1. Find and Eliminate Your Bad Habits
Almost anything can be a distraction and bad habits are easy to form. Distractions can even include other work projects when you’re supposed to be carrying out a different task. Start tracking what pulls you away from your priorities and try to eliminate those. It can be hard to admit what you’re doing wrong, but it’s better to fix habits and make the corrections yourself than having a manager point it out for you.
- Bad eating habits – Feeling sluggish? It might be that huge bag of salty chips hidden in your desk or the giant meatball sub you had for lunch. Improve how you feel through food to improve how you feel at work.
- Chatting at the water cooler – Everyone needs to stretch their legs and have a chat. But that chat shouldn’t be 20 minutes long. Three to five minutes is much more reasonable. It’s also more respectful of others’ time away from their workspace.
- Your phone – Have to check every beep and bleep? Just turn it off. Silence it and keep it in your bag or desk. Leave it alone!
- Social media – Log out of your social media so that it’s not so easy for it to consume your time. If you have to log in to see what’s going on, you’ll be more inclined to realize the rabbit hole you are falling into.
- Your (work) email – Sounds counterintuitive, right? Your work email can be a HUGE distraction…if it’s distracting you! We hold “Power Hours” in our office where we have everything needed for the project or task at hand and then shut everything else out for one hour. This includes our work email. It highly improves productivity and morale because we have time to accomplish our goals.
2. Read Professional Improvement Books
Reading has been proven to reduce stress, increase vocabulary, improve writing skills and, maybe the most important here, help focus on goals and prioritize. And if you’re reading books or blogs focused on professional growth or improvement, you’ll be that much better off at work. Improve your reading habits and improve your work habits.
Some books our staff have enjoyed are The 4 Disciplines of Execution by Franklin Covey, Emotional Intelligence for Sales Success by Denver’s Colleen Stanley, and QBQ! The Question Behind the Question by John G. Miller.

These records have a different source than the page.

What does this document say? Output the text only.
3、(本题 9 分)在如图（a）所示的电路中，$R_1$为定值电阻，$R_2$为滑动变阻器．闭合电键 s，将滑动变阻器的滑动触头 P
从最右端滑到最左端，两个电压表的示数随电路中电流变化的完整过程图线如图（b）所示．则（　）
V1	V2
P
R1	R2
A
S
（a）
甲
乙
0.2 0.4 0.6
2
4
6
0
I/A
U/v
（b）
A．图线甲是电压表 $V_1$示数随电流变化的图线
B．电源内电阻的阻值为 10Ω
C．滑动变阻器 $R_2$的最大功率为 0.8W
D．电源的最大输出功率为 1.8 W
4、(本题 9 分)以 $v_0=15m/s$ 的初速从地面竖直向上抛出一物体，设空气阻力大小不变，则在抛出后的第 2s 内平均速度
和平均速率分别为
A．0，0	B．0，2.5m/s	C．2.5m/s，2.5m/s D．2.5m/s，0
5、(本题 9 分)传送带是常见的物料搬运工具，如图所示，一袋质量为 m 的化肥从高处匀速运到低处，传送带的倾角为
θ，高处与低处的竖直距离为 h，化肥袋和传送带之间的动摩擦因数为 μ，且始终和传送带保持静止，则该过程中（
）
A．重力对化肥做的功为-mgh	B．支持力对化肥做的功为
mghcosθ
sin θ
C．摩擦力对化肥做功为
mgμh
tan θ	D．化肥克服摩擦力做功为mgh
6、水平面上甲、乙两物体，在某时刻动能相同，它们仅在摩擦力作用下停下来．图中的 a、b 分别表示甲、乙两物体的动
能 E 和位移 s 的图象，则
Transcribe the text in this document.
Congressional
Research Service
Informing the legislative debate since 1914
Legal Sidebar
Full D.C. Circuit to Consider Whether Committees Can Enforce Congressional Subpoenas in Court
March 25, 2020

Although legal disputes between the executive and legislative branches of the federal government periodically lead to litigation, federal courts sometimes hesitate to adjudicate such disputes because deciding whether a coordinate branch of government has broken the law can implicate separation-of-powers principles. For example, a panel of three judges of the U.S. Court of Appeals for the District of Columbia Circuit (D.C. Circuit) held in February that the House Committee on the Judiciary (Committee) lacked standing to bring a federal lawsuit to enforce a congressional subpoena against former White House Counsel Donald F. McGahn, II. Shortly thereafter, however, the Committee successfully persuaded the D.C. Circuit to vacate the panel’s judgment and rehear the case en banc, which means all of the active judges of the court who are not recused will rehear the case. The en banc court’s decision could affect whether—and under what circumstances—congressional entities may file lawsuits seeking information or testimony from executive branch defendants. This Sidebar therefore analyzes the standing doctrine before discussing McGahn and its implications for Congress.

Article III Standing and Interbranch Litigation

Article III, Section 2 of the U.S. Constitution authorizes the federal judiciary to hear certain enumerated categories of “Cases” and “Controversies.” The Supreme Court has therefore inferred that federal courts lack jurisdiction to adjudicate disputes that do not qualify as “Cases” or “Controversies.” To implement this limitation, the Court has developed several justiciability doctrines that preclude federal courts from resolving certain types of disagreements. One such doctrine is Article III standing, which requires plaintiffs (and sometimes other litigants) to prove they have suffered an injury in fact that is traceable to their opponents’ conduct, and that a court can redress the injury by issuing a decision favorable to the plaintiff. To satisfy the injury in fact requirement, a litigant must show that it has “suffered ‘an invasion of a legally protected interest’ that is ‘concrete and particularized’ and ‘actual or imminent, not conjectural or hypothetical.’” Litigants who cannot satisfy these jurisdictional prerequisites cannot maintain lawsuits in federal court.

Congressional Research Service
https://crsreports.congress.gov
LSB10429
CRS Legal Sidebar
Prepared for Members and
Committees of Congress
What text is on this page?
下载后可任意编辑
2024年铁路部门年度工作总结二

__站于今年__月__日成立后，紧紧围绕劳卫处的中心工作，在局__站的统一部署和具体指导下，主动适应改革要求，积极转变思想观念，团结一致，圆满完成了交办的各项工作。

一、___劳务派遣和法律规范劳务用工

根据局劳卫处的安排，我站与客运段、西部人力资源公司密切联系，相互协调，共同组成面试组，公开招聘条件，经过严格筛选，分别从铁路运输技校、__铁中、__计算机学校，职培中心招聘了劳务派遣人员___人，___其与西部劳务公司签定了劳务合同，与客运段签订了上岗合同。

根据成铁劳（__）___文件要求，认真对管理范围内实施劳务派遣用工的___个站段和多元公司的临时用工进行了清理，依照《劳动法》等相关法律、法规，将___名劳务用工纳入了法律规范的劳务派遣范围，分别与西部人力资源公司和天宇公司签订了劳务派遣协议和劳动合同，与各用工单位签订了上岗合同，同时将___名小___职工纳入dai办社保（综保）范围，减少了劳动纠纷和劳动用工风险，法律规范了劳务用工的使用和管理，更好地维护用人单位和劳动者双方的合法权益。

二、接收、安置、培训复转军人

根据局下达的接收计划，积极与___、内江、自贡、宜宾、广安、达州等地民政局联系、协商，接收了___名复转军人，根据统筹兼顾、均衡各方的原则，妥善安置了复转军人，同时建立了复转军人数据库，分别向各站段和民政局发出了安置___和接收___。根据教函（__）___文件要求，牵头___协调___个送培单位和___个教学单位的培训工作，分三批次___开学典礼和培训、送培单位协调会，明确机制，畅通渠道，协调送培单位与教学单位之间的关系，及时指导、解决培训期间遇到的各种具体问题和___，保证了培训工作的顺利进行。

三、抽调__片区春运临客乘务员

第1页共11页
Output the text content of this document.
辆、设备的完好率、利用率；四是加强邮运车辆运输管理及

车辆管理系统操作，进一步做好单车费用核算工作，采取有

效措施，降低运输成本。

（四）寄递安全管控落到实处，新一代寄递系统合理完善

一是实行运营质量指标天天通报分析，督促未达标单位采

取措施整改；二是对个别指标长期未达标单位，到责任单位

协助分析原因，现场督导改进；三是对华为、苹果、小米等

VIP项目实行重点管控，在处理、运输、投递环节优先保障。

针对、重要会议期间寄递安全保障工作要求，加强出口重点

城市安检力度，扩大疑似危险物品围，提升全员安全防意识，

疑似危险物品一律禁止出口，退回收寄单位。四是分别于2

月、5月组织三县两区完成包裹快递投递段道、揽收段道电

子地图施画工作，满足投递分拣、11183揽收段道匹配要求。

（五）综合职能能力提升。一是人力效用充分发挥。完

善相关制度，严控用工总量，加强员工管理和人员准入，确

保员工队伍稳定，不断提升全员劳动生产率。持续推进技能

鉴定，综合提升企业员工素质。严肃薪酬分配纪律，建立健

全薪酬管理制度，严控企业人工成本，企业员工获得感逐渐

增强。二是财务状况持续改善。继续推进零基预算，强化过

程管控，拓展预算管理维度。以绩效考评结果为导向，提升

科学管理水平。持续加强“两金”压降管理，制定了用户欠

3. Take a Break with 75 on, 15 off
Give yourself less time to squander and more quality time to be productive. Some suggest the 75-15 rule but make it whatever timeframe suits you best. The 75-15 rule gives you 75 straight minutes of hard work, pushing yourself to focus on the tasks at hand, then taking 15 minutes off to breathe, go for a walk or just take a break. It can prove to be the most effective way to manage your time because it allows you the time needed to complete important projects or tasks while also providing a break to avoid burning out.
4. Find a Mentor
If you haven’t done this in your career (or personal life) yet, it’s about time you did. Mentors can be amazing guides when it comes to bringing out your best self. Have lunch once a month to catch up on what you’ve accomplished, what is bothering you and what experiences they’ve gone through so you don’t have to do the same. A mentorship can happen organically, but don’t be afraid to ask someone to help you. If it’s the right person, they can dramatically aid you in your quest to be “your best you,” both professionally and personally.
5. Be grateful
According to Harvard Health (and you’ve probably noticed as well!), being thankful can make you happier and healthier:
“One group wrote about things they were grateful for that had occurred during the week. A second group wrote about daily irritations or things that had displeased them, and the third wrote about events that had affected them (with no emphasis on them being positive or negative). After 10 weeks, those who wrote about gratitude were more optimistic and felt better about their lives. Surprisingly, they also exercised more and had fewer visits to physicians than those who focused on sources of aggravation.” (source)
This study also suggests several ways to foster gratitude including writing thank-you notes, keeping a journal for gratitude, and meditating.
6. Hold It In
Do you always say what’s on your mind? It’s probably best to not do that. Emotional intelligence is “the ability to identify and manage one’s own emotions, as well as the emotions of others.” Not only will it prevent upsetting the person you’re speaking with by saying something wrong, but it can improve your career by making you a true leader. Hold in negative thoughts and take time to think about the best way to express it. Positive thoughts are a little easier to express and often elicit a positive response. If you want to put in your two cents, wait two minutes (or longer) and decide how to manage your emotions.